On converting sets of tetrahedra to combinatorial and PL manifolds

We investigate the problem of removing singularities from a non-manifold tetrahedral mesh so as to convert it to a more exploitable manifold representation. Given the twofold combinatorial and geometrical nature of a 3D simplicial complex, we propose two conversion algorithms that, depending on the targeted application, modify either its connectivity only or both its connectivity and its geometry. In the first case, the tetrahedral mesh is converted to a combinatorial 3-manifold, whereas in the second case it becomes a piecewise linear (PL) 3-manifold. For both the approaches, the conversion takes place while using only local modifications around the singularities. We outline sufficient conditions on the mesh to guarantee the feasibility of the approaches and we show how singularities can be both identified and removed according to the configuration of their neighborhoods.

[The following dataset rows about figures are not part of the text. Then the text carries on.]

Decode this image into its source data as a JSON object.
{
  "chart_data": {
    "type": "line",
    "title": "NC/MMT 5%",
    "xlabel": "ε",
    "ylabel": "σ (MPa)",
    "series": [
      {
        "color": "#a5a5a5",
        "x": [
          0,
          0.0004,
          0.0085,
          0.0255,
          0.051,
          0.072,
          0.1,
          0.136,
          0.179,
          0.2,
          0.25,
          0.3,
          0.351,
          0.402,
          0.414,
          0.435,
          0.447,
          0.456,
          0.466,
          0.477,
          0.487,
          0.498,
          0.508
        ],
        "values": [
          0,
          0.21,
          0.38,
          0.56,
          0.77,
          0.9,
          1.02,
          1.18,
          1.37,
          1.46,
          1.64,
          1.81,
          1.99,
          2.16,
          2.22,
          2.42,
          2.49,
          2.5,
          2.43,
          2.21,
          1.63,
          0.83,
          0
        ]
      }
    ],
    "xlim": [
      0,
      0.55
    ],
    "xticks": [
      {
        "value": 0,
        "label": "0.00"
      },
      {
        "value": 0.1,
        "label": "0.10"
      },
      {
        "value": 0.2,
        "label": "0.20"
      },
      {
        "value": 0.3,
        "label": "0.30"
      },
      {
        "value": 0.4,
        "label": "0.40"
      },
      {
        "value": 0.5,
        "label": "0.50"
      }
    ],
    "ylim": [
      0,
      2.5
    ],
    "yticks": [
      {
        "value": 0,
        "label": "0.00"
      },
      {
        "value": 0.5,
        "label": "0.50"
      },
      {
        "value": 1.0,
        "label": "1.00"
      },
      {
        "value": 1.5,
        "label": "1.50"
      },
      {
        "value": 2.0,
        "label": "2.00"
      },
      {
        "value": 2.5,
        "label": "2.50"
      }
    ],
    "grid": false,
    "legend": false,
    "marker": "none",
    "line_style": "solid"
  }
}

Furthermore, besides adapting and extending surface-based approaches to a specific class of full-dimensional simplicial complexes in 3D, we show that our algorithms can be implemented using a flexible data structure for manifold tetrahedral meshes which is suitable for general applications. In order to exclude pathological configurations while providing sound guarantees, the input mesh is required to be a sub-complex of a combinatorial ball; this makes it possible to assume that all the singularities are part of the mesh boundary.